Mental health in all policies
Mental Health in All Policies (MHiAP) is an approach to promote population mental health and wellbeing by initiating and facilitating action within different non-health public policy areas. MHiAP emphasises the impacts of public policies on mental health determinants, strives to reduce mental health inequalities, aims to highlight the opportunities offered by mental health to different policy areas, and reinforces the accountability of policy-makers for mental health impact.
The MHiAP approach can be applied at all levels, ranging from individual projects through to regional and national policy areas.
Mental health has a substantial and broad set of impacts across policy areas. Mental disorders constitute one third of the disease burden in Europe, a figure which is on the increase. Many individual, familial and societal determinants of mental health lie in non-health policy domains such as social policy, taxation, education, employment and community design.

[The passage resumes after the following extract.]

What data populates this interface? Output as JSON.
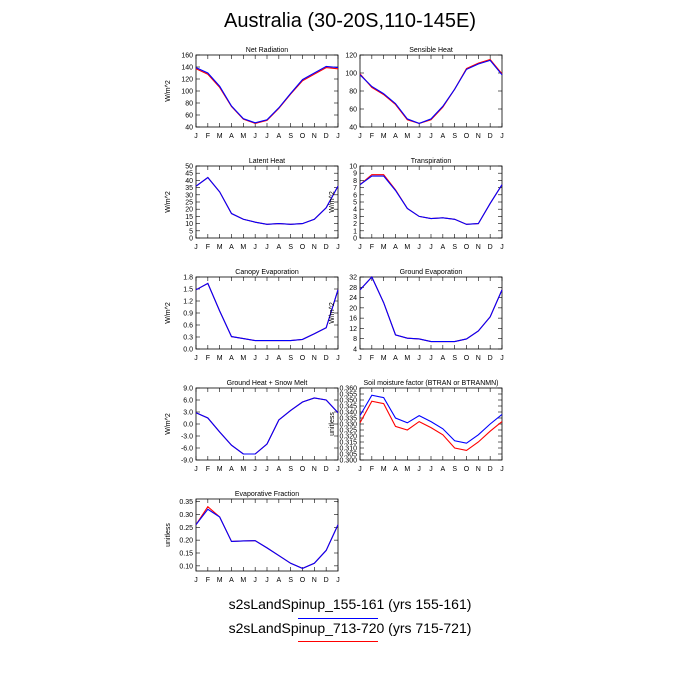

It is now recognised that the very foundations of mental health are laid down early in life and are later supported by positive nurturing, high social capital, a good work life and a sense of meaning. Many of these factors can be enhanced through the MHiAP approach in non-health sectors and, therefore, remain important targets for mental health promotion and mental disorder prevention interventions. Examples of effective interventions to promote population mental health include interventions in local communities, parenting support and home visiting programmes as well as school based programmes.
Lessons learned from the promotion of physical health indicate that the road to improved mental health among populations lies less in the investment in late-coming mental health services, but more in a co-ordinated public mental health programme to implement large-scale promotion and prevention activities.